Simplifying the complicated multi-layer sphere he’d originally created with energies moving in specific patterns was his highest priority and his first goal. It wasn’t easy, but he managed after decades of work with Erwin, Aisha, and Theodore assisting as they worked on their own projects.

The simple looking, rotating sphere of energy inside the rounder than normal first generation liquid mana stone was far too complex for everyday usage. Through hundreds of thousands of iterations, they’d found something they believed was foundational enough to build off. 

Rather than a moving wave of mana that created a bubble, Matt's new technique was moving a string of mana, so long it was nearly a continuous loop, around in a complicated pattern to make the malleable core. Once he got it going and solidified it with his Talent, the pattern was inherently stable, but until then its creation still took his full concentration; though he was growing better with practice.

New toy in hand, Matt started applying it to various other applications. However, progress slowed to a crawl with each new step taking decades as he fumbled his way through blindly.

Slow progress was far from no progress.

The first and most obvious place to apply his new liquid mana stone was his sword.

With its lattice structure he’d long since mastered filling it with a core of mana stone, but adapting his new technique to fit his weapon was both easier than he expected and much harder.

Easier because their fundamental design of a moving string of mana to make a barrier didn’t inherently care about the shape of the container, and they didn’t need to adapt that portion of the technique to fit his weapon’s shape. Harder because the tubular shape of his sword was incredibly difficult to adapt his swirling pattern to. Matters were made even worse thanks to the double whammy that was his new liquid mana stones not handling enchantments in the same way as normal, forcing him to change his baseline enchanting technique.

However, the results were worth every minute of effort.
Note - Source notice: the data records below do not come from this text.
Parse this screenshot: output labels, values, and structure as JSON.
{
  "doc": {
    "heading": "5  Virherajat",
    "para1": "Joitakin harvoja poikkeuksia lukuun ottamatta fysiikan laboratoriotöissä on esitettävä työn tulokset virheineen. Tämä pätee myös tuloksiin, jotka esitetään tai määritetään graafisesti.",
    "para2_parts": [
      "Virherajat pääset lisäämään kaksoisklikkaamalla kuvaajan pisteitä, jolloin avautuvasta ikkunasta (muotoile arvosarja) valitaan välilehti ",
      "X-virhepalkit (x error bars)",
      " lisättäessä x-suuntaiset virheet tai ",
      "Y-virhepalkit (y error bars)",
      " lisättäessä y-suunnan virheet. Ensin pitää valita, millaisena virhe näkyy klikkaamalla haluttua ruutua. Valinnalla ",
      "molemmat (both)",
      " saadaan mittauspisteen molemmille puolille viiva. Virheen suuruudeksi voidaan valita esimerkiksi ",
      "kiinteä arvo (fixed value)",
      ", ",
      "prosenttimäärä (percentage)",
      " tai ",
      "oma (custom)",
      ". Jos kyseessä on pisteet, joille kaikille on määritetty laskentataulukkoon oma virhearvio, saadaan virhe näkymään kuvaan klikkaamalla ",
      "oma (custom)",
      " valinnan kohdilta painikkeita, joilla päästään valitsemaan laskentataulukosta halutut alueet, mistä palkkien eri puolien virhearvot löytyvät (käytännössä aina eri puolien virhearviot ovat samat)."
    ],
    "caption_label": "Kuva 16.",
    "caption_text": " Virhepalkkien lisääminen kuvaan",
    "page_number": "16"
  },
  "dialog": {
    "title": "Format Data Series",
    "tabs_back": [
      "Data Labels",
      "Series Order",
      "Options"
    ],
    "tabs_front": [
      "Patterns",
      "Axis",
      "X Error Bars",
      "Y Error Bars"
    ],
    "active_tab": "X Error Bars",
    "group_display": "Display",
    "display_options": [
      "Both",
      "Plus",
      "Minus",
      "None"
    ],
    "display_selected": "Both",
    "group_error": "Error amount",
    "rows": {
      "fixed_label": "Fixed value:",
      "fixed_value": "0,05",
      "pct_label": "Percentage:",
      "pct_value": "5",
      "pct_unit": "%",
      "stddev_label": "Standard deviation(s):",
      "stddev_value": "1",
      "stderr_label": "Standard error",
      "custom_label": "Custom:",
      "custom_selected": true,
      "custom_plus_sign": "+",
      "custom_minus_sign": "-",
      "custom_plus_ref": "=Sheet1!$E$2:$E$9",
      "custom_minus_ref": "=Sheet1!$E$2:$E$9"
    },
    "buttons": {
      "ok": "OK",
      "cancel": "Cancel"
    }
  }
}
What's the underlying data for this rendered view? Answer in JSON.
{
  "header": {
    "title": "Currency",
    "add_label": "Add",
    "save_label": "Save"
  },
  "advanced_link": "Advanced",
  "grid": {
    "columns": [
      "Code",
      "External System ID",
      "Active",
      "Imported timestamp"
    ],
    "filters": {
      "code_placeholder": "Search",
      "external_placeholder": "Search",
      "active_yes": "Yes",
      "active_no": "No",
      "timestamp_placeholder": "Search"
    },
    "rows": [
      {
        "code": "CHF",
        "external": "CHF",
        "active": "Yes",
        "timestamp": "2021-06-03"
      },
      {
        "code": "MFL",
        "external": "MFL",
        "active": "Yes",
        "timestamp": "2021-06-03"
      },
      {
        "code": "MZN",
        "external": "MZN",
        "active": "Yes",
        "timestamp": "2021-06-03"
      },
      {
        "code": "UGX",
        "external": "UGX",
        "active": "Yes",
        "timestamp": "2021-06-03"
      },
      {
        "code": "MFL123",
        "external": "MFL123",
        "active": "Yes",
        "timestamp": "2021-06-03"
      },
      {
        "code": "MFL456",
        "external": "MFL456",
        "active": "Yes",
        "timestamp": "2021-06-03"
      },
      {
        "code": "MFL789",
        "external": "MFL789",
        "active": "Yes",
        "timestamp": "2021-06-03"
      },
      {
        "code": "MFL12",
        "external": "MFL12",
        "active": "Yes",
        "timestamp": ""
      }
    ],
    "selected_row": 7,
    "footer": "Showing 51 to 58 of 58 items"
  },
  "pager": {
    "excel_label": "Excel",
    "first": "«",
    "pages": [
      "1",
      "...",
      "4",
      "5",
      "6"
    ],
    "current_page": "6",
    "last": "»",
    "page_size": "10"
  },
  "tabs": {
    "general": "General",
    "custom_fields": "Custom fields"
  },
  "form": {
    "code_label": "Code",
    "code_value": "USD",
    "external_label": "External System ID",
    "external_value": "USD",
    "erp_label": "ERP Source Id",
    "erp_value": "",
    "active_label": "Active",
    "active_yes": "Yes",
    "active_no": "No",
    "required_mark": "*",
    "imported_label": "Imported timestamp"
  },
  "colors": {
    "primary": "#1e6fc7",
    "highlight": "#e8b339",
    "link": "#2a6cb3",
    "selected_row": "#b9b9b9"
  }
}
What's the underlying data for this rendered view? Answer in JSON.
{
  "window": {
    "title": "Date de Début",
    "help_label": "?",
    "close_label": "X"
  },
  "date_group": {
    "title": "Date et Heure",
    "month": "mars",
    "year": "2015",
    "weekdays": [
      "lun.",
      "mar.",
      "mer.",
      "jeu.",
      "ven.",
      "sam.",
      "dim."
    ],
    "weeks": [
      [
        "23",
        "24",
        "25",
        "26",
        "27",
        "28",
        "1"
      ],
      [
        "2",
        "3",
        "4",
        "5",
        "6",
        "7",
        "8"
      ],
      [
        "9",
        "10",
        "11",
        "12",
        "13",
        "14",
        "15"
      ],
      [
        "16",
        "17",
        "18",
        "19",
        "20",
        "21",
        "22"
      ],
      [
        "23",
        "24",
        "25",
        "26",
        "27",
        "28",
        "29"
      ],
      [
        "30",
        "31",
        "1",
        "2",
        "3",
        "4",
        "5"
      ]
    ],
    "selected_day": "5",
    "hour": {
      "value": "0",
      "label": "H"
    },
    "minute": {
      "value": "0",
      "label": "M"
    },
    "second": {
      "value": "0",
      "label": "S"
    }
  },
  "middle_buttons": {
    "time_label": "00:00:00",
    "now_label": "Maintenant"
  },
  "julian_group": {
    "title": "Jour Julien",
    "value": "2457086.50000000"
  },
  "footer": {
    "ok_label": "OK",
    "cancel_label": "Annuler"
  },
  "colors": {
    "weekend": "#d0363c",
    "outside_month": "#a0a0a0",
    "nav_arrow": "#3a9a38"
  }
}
Even before he combined [Mana Slash], [Mana Charge], and [Tribulation Strike] into [Titan’s Wrath], the improved liquid mana core allowed him to express almost five percent more power alone. Everything that came after was useful practice as he and Liz pushed to Tier 30, but it only reinforced his desire to upgrade his weapon.

Which he’d delayed on Luna’s advice waiting until Manny returned to make any decisions that couldn’t be retracted. He couldn’t wait until his sword was physically strong enough to handle the amount of mana he could now channel through it, as that was his greatest limiting factor preventing him from finally being able to cut loose. 

Every time he held his sword, Matt envisioned the day he’d finally be able to combine the two, his sword finally able to handle anything he could dish out. Combined with his potential growth item, he couldn’t wait for Manny’s return and happily dived into his projects to pass the time.

He didn’t quite make it.

Between working on his sword, Matt also dabbled with a dozen other projects as he found them interesting and engaging.

He spent a full twenty years on aura enchanting, hoping to use it to boost the effectiveness of his general enchanting, but the field was too new and he had to put it aside. He did see promise to capitalize on in the future but he wasn’t so skilled an enchanter as to even attempt to pioneer the field.

Instead, he focused on learning what was already available and mastering it before moving on to assisting with the on going aperology, but he only dabbled. Almost a quarter of his teams were still working on the aura commissions, and while they’d made some progress and had some side successes, leading to a few totally new aura rift recipes, they’d only succeeded on two commissions so far. Not that Matt had any intention to pause the investment the teams required, as those teams had been instrumental in helping the guild bridge his absences and mana shortfall. 

The Dancing Light’s Knightly Order had been ecstatic at Titan’s Torch’s success and they’d exploded in popularity post rift development. Now, even squires were able to guarantee synergistic Domains via the movement variant light aura, which allowed the Order to spread its recruitment net as wide as their reserves of Natural Treasures allowed. The windfall elevated them from a third rate Order to a first rare one in only two hundred years. 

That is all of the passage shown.